Ford has announced a recall for more than 140,000 Focus units because of a fault in the windshield wiper motors. The motor can develop a leak, causing the wiper motor to fail and thus pose a risk of reduced visibility to drivers.
Ford out to wipe defect from the Focus
The Ford Motor Company, according to the New York Times has filed a brief with the National Highway Traffic Safety Administration announcing a recall for the Focus because of a defect in the windshield wiper motor. The Ford Focus recall covers only 2012 models. In total, according to Inside Line, the recall affects 140,310 Focus cars.
The affected units were manufactured between Aug. 1, 2010, and Oct. 18, 2011. All recalled Focuses were made at Ford’s Michigan Assembly Plant in Wayne, Mich. Ford dealers have been notified that a hold has been placed on delivery of the Focus until the problem is resolved.
The issue is with the wiring harness for the passenger-side windshield wiper motor. On affected vehicles, a faulty seal in the wiring can cause water, wiper fluid and other liquids or materials to leak into the wiring harness connector. The wiper motor can work erratically or fail as a result, reducing visibility and increase the chances of a crash.

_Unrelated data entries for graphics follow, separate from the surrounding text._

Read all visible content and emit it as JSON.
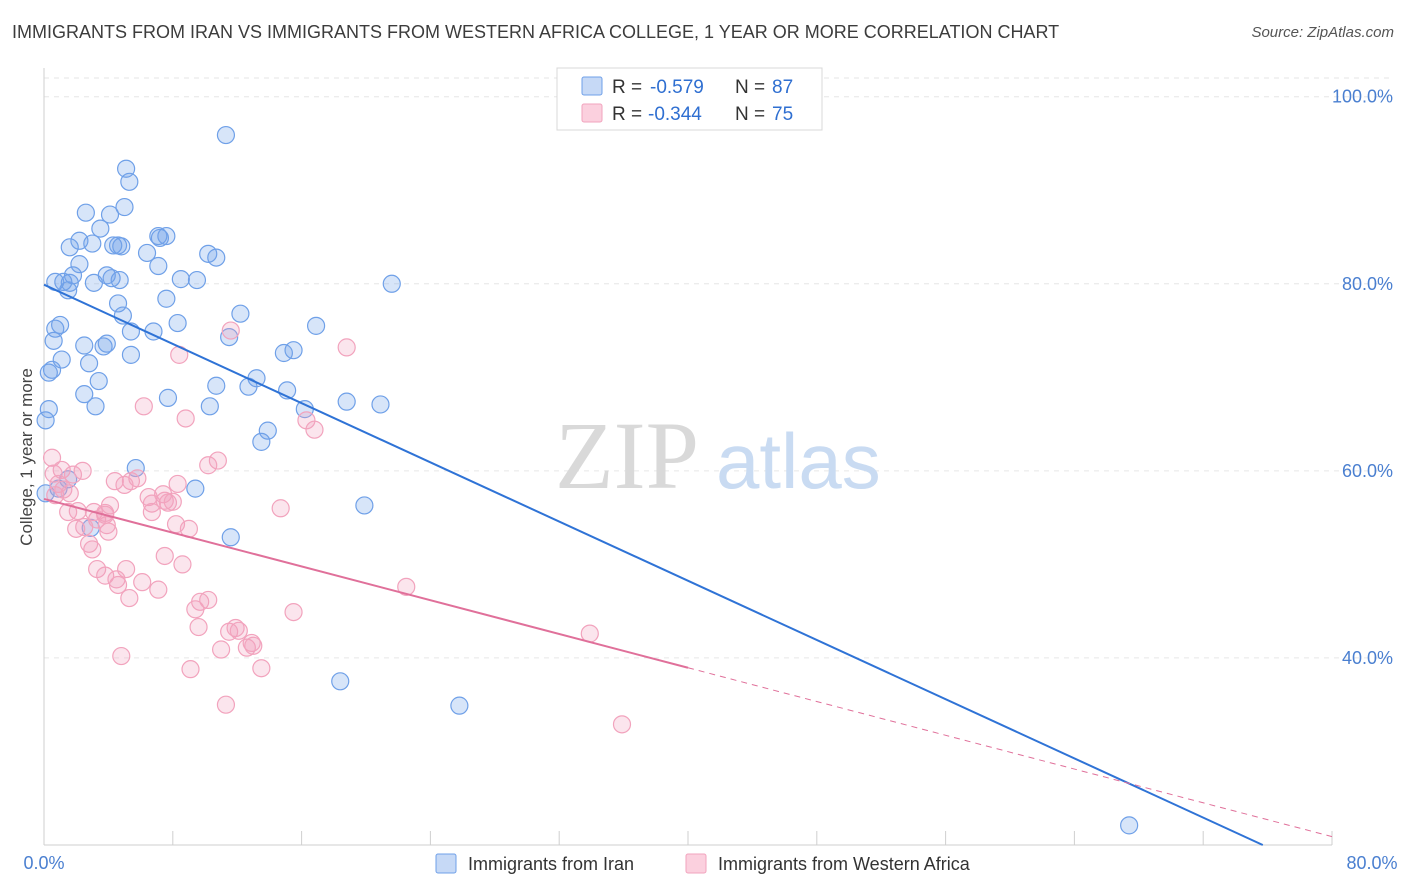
{
  "title": "IMMIGRANTS FROM IRAN VS IMMIGRANTS FROM WESTERN AFRICA COLLEGE, 1 YEAR OR MORE CORRELATION CHART",
  "source": "Source: ZipAtlas.com",
  "watermark": {
    "zip": "ZIP",
    "atlas": "atlas"
  },
  "legend": {
    "r_label": "R =",
    "n_label": "N =",
    "series": [
      {
        "r": "-0.579",
        "n": "87"
      },
      {
        "r": "-0.344",
        "n": "75"
      }
    ]
  },
  "chart_data": {
    "type": "scatter",
    "title": "IMMIGRANTS FROM IRAN VS IMMIGRANTS FROM WESTERN AFRICA COLLEGE, 1 YEAR OR MORE CORRELATION CHART",
    "xlabel": "",
    "ylabel": "College, 1 year or more",
    "xlim": [
      0,
      80
    ],
    "ylim": [
      20,
      102
    ],
    "x_tick_labels": [
      "0.0%",
      "80.0%"
    ],
    "y_ticks": [
      40,
      60,
      80,
      100
    ],
    "y_tick_labels": [
      "40.0%",
      "60.0%",
      "80.0%",
      "100.0%"
    ],
    "grid": true,
    "colors": {
      "iran": "#6fa0e8",
      "iran_line": "#2f73d6",
      "wafrica": "#f2a3bd",
      "wafrica_line": "#e0709a"
    },
    "series": [
      {
        "name": "Immigrants from Iran",
        "r": -0.579,
        "n": 87,
        "trend": {
          "x0": 0,
          "y0": 79.9,
          "x1": 75.7,
          "y1": 20
        },
        "points": [
          [
            11.3,
            95.9
          ],
          [
            5.1,
            92.3
          ],
          [
            5.3,
            90.9
          ],
          [
            5.0,
            88.2
          ],
          [
            2.6,
            87.6
          ],
          [
            4.1,
            87.4
          ],
          [
            3.5,
            85.9
          ],
          [
            7.1,
            85.1
          ],
          [
            7.6,
            85.1
          ],
          [
            7.2,
            84.9
          ],
          [
            2.2,
            84.6
          ],
          [
            4.6,
            84.1
          ],
          [
            4.8,
            84.0
          ],
          [
            1.6,
            83.9
          ],
          [
            4.3,
            84.1
          ],
          [
            3.0,
            84.3
          ],
          [
            6.4,
            83.3
          ],
          [
            10.2,
            83.2
          ],
          [
            10.7,
            82.8
          ],
          [
            2.2,
            82.1
          ],
          [
            7.1,
            81.9
          ],
          [
            1.8,
            80.9
          ],
          [
            3.9,
            80.9
          ],
          [
            4.2,
            80.6
          ],
          [
            8.5,
            80.5
          ],
          [
            9.5,
            80.4
          ],
          [
            4.7,
            80.4
          ],
          [
            1.2,
            80.2
          ],
          [
            0.7,
            80.2
          ],
          [
            3.1,
            80.1
          ],
          [
            21.6,
            80.0
          ],
          [
            1.6,
            80.1
          ],
          [
            1.5,
            79.3
          ],
          [
            7.6,
            78.4
          ],
          [
            4.6,
            77.9
          ],
          [
            12.2,
            76.8
          ],
          [
            4.9,
            76.6
          ],
          [
            8.3,
            75.8
          ],
          [
            16.9,
            75.5
          ],
          [
            1.0,
            75.6
          ],
          [
            0.7,
            75.2
          ],
          [
            6.8,
            74.9
          ],
          [
            5.4,
            74.9
          ],
          [
            11.5,
            74.3
          ],
          [
            0.6,
            73.9
          ],
          [
            3.9,
            73.6
          ],
          [
            2.5,
            73.4
          ],
          [
            3.7,
            73.3
          ],
          [
            15.5,
            72.9
          ],
          [
            14.9,
            72.6
          ],
          [
            5.4,
            72.4
          ],
          [
            1.1,
            71.9
          ],
          [
            2.8,
            71.5
          ],
          [
            0.5,
            70.8
          ],
          [
            0.3,
            70.5
          ],
          [
            13.2,
            69.9
          ],
          [
            3.4,
            69.6
          ],
          [
            10.7,
            69.1
          ],
          [
            12.7,
            69.0
          ],
          [
            15.1,
            68.6
          ],
          [
            2.5,
            68.2
          ],
          [
            7.7,
            67.8
          ],
          [
            18.8,
            67.4
          ],
          [
            20.9,
            67.1
          ],
          [
            3.2,
            66.9
          ],
          [
            10.3,
            66.9
          ],
          [
            16.2,
            66.6
          ],
          [
            0.3,
            66.6
          ],
          [
            0.1,
            65.4
          ],
          [
            13.9,
            64.3
          ],
          [
            13.5,
            63.1
          ],
          [
            5.7,
            60.3
          ],
          [
            1.5,
            59.1
          ],
          [
            0.9,
            58.1
          ],
          [
            9.4,
            58.1
          ],
          [
            0.1,
            57.6
          ],
          [
            19.9,
            56.3
          ],
          [
            2.9,
            53.9
          ],
          [
            11.6,
            52.9
          ],
          [
            18.4,
            37.5
          ],
          [
            25.8,
            34.9
          ],
          [
            67.4,
            22.1
          ]
        ]
      },
      {
        "name": "Immigrants from Western Africa",
        "r": -0.344,
        "n": 75,
        "trend": {
          "x0": 0,
          "y0": 57.0,
          "x1": 80,
          "y1": 20.9,
          "solid_until_x": 40
        },
        "points": [
          [
            11.6,
            75.0
          ],
          [
            18.8,
            73.2
          ],
          [
            8.4,
            72.4
          ],
          [
            6.2,
            66.9
          ],
          [
            8.8,
            65.6
          ],
          [
            16.3,
            65.4
          ],
          [
            16.8,
            64.4
          ],
          [
            10.8,
            61.1
          ],
          [
            0.5,
            61.4
          ],
          [
            10.2,
            60.6
          ],
          [
            1.1,
            60.1
          ],
          [
            2.4,
            60.0
          ],
          [
            0.6,
            59.7
          ],
          [
            1.8,
            59.6
          ],
          [
            5.8,
            59.2
          ],
          [
            5.4,
            58.9
          ],
          [
            4.4,
            58.9
          ],
          [
            0.9,
            58.6
          ],
          [
            8.3,
            58.6
          ],
          [
            5.0,
            58.5
          ],
          [
            1.2,
            58.0
          ],
          [
            0.7,
            57.4
          ],
          [
            1.6,
            57.6
          ],
          [
            7.4,
            57.5
          ],
          [
            6.5,
            57.2
          ],
          [
            7.5,
            56.8
          ],
          [
            7.7,
            56.6
          ],
          [
            6.7,
            56.5
          ],
          [
            8.0,
            56.7
          ],
          [
            4.1,
            56.3
          ],
          [
            14.7,
            56.0
          ],
          [
            2.1,
            55.7
          ],
          [
            3.1,
            55.6
          ],
          [
            6.7,
            55.6
          ],
          [
            1.5,
            55.6
          ],
          [
            3.8,
            55.5
          ],
          [
            3.8,
            55.3
          ],
          [
            3.3,
            54.8
          ],
          [
            3.9,
            54.2
          ],
          [
            8.2,
            54.3
          ],
          [
            2.5,
            54.0
          ],
          [
            9.0,
            53.8
          ],
          [
            2.0,
            53.8
          ],
          [
            4.0,
            53.5
          ],
          [
            2.8,
            52.2
          ],
          [
            3.0,
            51.6
          ],
          [
            7.5,
            50.9
          ],
          [
            8.6,
            50.0
          ],
          [
            3.3,
            49.5
          ],
          [
            5.1,
            49.5
          ],
          [
            3.8,
            48.8
          ],
          [
            4.5,
            48.4
          ],
          [
            6.1,
            48.1
          ],
          [
            4.6,
            47.8
          ],
          [
            22.5,
            47.6
          ],
          [
            7.1,
            47.3
          ],
          [
            5.3,
            46.4
          ],
          [
            9.7,
            46.0
          ],
          [
            10.2,
            46.2
          ],
          [
            9.4,
            45.2
          ],
          [
            15.5,
            44.9
          ],
          [
            9.6,
            43.3
          ],
          [
            11.5,
            42.8
          ],
          [
            11.9,
            43.2
          ],
          [
            12.1,
            42.9
          ],
          [
            33.9,
            42.6
          ],
          [
            12.6,
            41.1
          ],
          [
            12.9,
            41.6
          ],
          [
            13.0,
            41.3
          ],
          [
            11.0,
            40.9
          ],
          [
            4.8,
            40.2
          ],
          [
            9.1,
            38.8
          ],
          [
            13.5,
            38.9
          ],
          [
            11.3,
            35.0
          ],
          [
            35.9,
            32.9
          ]
        ]
      }
    ]
  },
  "bottom_legend": [
    "Immigrants from Iran",
    "Immigrants from Western Africa"
  ]
}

The defect, according to the New York Times, was discovered at the factory, where all U.S. Ford Focus models are assembled. The recall being limited to vehicles made on or before Oct. 18, 2011 means Ford could have received a bad batch of parts from the manufacturer, though automakers are usually loathe to disclose if they received a bad shipment or from which manufacturer they received them from.

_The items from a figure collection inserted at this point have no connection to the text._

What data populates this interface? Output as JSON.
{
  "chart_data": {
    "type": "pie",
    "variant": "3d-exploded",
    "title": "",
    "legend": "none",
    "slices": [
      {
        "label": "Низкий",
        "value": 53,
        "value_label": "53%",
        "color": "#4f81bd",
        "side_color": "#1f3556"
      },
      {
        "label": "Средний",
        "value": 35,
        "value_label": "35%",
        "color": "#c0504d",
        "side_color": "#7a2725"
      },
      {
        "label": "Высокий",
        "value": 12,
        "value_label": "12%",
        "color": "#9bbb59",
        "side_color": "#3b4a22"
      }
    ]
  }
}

The recall will start by May 21. Ford will contact owners and direct them to take their cars to their local Ford dealership and service center, where the wiper wiring harness will be cleaned, inspected and sealed or replaced as necessary, free of charge.
E-series van switches cleared by NHTSA
In other news, the National Highway Traffic Safety Administration has wrapped a probe into faulty blower motor switches in the E-350 and E-450 series of large passenger vans, according to The Detroit News. The agency had received 1,036 complaints of failed switches, two of which resulted in a fire. No injuries were reported.
The NHTSA began an investigation in December of 2009 into the possibility of fire in nearly 1.1 million 1997 to 2008 E-350 and E-450 vans. The probe was upgraded to an engineering analysis in April 2010, often the last step before a recall.
However, the NHTSA is not urging Ford to issue a recall. Ford has issued a technical service bulletin ordering dealers to replace the switch and electrical connector with a different switch that is less likely to fail or cause a fire.